A major problem arises because a large number of the patients seeking medical attention in emergency departments are not true emergencies. They then get placed in the group with those who need non-urgent care, as there is a reluctance to turn away patients from the hospital. This large non-urgent group has the longest waiting period, as the emergencies and urgent cases are given priority over them, and even if they are next in line, the arrival of an emergency pushes them back into the waiting room.
Unfortunately, social issues are the primary cause of the long waiting period for non-urgent cases. Patients believe that a hospital, and not a health centre, is the best place to seek treatment and they understandably tend to overestimate the seriousness of their illnesses.
Road traffic accidents and violence result in an overwhelming of the facilities, forcing non-urgent patients to wait longer. Or patients or relatives may not get time off from work to attend health centres and so end up at hospitals after working hours.
The most the Ministry of Health can hope to do is to extend the opening hours of the health centres and hope that a public education campaign can convince patients to access health care at these centres, thus freeing up emergency rooms for urgent and emergency cases.
Emergency rooms are most times understaffed.
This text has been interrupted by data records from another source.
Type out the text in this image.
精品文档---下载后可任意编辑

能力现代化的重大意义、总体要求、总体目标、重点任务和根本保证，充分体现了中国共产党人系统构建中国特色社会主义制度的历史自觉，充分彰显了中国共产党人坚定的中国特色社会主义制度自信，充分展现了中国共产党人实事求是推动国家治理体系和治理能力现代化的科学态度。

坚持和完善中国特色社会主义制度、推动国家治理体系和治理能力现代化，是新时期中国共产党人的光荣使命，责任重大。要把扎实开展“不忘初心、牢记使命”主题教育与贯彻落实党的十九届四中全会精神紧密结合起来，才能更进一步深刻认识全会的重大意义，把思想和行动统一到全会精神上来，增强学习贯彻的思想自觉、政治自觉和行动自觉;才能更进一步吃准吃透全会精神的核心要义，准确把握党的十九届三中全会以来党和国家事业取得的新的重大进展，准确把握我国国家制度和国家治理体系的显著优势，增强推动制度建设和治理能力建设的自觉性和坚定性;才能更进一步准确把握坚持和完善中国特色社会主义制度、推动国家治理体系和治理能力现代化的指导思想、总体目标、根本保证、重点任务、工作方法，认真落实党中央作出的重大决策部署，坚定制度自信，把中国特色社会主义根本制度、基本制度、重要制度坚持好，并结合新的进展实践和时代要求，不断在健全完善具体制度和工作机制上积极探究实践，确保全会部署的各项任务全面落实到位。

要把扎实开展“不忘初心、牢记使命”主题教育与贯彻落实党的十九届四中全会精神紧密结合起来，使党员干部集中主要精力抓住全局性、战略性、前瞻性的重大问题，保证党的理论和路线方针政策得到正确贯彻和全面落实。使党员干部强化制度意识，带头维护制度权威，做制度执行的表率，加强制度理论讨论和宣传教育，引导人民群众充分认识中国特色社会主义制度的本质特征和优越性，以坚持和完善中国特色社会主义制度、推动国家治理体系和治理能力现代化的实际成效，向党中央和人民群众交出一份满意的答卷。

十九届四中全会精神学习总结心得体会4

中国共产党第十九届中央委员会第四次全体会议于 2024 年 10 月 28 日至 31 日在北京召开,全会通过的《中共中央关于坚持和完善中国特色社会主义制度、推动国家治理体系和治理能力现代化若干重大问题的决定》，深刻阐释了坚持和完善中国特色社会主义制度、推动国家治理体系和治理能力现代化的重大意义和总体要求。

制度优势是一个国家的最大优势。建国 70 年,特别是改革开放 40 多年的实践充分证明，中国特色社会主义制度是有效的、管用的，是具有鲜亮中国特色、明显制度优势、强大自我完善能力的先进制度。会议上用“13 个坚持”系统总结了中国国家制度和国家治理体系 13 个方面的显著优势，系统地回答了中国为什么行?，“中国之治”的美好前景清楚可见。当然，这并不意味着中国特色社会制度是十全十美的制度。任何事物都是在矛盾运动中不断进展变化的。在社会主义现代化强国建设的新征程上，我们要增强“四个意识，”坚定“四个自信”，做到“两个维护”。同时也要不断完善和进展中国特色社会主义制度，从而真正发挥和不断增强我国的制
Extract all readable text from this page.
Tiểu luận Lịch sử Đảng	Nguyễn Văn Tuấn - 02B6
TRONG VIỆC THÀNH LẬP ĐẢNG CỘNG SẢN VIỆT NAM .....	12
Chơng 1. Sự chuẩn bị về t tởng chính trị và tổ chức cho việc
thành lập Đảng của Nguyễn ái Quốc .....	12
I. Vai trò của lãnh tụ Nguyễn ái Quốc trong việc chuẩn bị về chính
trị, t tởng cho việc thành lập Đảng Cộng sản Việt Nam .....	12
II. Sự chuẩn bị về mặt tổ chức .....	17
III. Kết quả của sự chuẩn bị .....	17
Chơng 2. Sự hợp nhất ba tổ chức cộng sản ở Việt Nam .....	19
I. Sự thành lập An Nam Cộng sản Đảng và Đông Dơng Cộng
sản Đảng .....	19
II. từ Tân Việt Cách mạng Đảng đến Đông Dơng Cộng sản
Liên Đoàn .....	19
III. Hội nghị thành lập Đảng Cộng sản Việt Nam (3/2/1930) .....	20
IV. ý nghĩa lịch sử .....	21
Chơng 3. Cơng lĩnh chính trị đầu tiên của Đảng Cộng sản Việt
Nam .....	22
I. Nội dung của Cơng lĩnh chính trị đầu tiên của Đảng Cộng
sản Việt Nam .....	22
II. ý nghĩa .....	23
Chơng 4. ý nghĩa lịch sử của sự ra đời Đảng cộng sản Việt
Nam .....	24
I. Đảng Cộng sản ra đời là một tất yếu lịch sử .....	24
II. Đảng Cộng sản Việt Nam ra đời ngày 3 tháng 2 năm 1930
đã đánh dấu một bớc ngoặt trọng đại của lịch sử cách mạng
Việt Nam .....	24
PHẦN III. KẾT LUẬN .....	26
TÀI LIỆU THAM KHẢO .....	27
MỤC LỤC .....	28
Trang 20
The stretched staff is often chronically fatigued and this may affect their efficiency, contributing to longer waits.
Simply finding space in the emergency room to examine or treat a patient is a task when the department is overcrowded with patients already admitted but awaiting transfer because there are no beds available on the wards. The staff of this emergency room/overflow ward now have to care for these patients in addition to those being seen. This ties up the staff even more, increasing waiting times.
Far too often the staff do not have the supplies to treat the patients. With limited or no supply of gloves, cotton, needles, tape, masks, blood tubes, oxygen and basic medication in the emergency room, the patient is forced to wait for supplies to arrive from well-stocked storage rooms. These artificial shortages are somebody's fault. However, nobody is ever held accountable.
When radiological and blood studies are ordered, there are again delays because poorly maintained machines often break down - or there is simply no machine. Patients have to travel to private facilities to get their studies done and take back the results to the hospital.
Maintenance and upgrading of the existing radiology departments and laboratories would have an immediate impact on waiting times. Again, nobody is held accountable for the purchase of inferior machines without maintenance contracts.
There is, however, light at the end of the tunnel. The increase in the health budget for 2015-2016 saw significant increases in the allotment for supplies and maintenance. There is talk of extended opening hours for health centres, and doctors and nurses are being trained at a previously unimaginable rate.
If only there was a desire to demand greater accountability, we would begin to see some measurable improvement in the waiting times.
- Upgrade existing infrastructure, including bed capacity, laboratories and radiology departments
- Establish wait time benchmarks for consultations, diagnostics and definitive treatment.
- Reform supply chain management.
- Roving, on-call maintenance crews.
- Greater accountability.
- Extend opening hours of health centres.